Category Archives: nature

Echoing through the frosty ages.

By Elise Mahan

THE SHORTEST DAY

And so the Shortest Day came and the year died
And everywhere down the centuries of the snow-white world
Came people singing, dancing,
To drive the dark away.
They lighted candles in the winter trees;
They hung their homes with evergreen;
They burned beseeching fires all night long
To keep the year alive.
And when the new year’s sunshine blazed awake
They shouted, revelling.
Through all the frosty ages you can hear them
Echoing behind us – listen!
All the long echoes, sing the same delight,
This Shortest Day,
As promise wakens in the sleeping land:
They carol, feast, give thanks,
And dearly love their friends,
And hope for peace.
And now so do we, here, now,
This year and every year.
Welcome Yule!

-Susan Cooper (born 1935) England

 

Dark forms yearning upward.

VERTICAL

Perhaps the purpose
of leaves is to conceal
the verticality
of trees
which we notice
in December
as if for the first time:
row after row
of dark forms
yearning upwards.
And since we will be
horizontal ourselves
for so long,
let us now honor
the gods
of the vertical:
stalks of wheat
which to the ant
must seem as high
as these trees do to us,
silos and
telephone poles,
stalagmites
and skyscrapers.
but most of all
these winter oaks,
these soft-fleshed poplars,
this birch
whose bark is like
roughened skin
against which I lean
my chilled head,
not ready
to lie down.

– Linda Pastan

Birch Trees by Lahle Wolfe

Like a golden fountain.

Photo from Internet

“There was a large ash tree at the entrance to the rectory lane that would be completely yellow by November. One autumn the leaves remained on it longer than usual. But there came a great frost one night, and the following day, as the sun rose, the leaves began to fall. They continued to fall for hours until the tree was like a golden fountain playing silently in the sun; I shall never forget it.”

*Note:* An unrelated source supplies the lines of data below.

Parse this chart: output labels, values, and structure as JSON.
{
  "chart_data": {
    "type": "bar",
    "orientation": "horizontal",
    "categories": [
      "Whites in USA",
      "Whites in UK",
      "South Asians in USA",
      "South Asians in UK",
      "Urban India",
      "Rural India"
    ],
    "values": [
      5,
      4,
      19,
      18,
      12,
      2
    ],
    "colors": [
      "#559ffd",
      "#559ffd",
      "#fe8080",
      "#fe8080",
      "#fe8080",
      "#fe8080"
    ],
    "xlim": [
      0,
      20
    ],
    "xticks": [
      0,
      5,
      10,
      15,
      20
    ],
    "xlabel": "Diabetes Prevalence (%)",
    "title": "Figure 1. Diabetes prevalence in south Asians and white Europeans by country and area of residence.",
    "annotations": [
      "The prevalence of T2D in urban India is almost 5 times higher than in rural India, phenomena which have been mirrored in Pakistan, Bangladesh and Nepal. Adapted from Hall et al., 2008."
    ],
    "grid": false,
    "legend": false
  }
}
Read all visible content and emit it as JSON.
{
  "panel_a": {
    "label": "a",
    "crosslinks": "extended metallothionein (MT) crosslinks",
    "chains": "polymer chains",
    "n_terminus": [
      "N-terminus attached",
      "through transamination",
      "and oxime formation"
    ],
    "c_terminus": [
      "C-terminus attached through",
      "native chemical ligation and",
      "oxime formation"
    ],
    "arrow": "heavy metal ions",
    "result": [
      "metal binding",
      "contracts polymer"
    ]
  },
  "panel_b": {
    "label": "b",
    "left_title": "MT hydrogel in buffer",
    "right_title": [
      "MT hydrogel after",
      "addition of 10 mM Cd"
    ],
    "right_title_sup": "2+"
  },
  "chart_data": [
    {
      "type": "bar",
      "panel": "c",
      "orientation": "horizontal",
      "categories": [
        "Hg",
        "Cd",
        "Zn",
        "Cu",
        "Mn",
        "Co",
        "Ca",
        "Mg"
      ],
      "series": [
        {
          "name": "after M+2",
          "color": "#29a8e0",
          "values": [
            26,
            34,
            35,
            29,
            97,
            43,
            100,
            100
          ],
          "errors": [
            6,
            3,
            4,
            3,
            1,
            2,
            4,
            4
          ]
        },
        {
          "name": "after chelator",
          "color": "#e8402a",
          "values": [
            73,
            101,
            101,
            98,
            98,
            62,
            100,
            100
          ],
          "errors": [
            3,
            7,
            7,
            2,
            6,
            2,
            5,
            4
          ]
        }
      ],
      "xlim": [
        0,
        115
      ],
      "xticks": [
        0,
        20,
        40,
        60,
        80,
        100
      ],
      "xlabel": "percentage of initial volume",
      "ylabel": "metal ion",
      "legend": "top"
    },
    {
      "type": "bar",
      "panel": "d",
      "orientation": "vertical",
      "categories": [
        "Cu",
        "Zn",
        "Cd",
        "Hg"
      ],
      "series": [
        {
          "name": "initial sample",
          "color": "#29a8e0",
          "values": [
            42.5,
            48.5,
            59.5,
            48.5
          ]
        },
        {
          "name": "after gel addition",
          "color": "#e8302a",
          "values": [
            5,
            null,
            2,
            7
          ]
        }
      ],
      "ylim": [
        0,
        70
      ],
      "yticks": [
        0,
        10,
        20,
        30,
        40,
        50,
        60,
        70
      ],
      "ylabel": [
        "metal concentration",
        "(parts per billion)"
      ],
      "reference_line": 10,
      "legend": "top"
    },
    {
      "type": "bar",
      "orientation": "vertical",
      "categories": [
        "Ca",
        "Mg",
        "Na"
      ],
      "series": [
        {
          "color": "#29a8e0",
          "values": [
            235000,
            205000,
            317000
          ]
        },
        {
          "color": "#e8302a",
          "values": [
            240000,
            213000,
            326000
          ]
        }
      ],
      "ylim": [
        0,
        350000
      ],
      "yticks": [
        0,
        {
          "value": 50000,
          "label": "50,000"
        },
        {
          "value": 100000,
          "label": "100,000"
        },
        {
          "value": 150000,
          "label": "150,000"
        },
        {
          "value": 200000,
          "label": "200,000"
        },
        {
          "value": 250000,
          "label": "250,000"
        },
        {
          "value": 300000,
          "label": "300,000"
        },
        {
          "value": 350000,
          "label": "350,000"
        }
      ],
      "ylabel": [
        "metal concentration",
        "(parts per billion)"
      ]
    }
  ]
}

-R. S. Thomas, “Former Paths”

I remember the Hoh.

“Where the trees thicken into a wood, the fragrance of the wet earth and rotting leaves kicked up by the horses’ hoofs fills my soul with delight. I particularly love that smell, — it brings before me the entire benevolence of Nature, for ever working death and decay, so piteous in themselves, into the means of fresh life and glory, and sending up sweet odours as she works.”

―Elizabeth von Arnim, Elizabeth and Her German Garden

It was in the fall that my late husband and I once visited the Hoh Forest, on the Olympic Peninsula in Washington State. That is where I took this picture, and where I obsessed about how to describe the fragrance that was of the same sort as what von Arnim loves. The climate is very different, between the Hoh and Germany, and no doubt every locale’s casserole of rotting things, combined with the humidity and who knows what else, makes for a sensory experience unique to each place. If a dog or a horse is alongside you or under you, kicking up the stuff, its scent would be included in the recipe. Though I typically have only my two feet to walk with through woodsy places, these thoughts and memories are making me look forward to some autumn outings.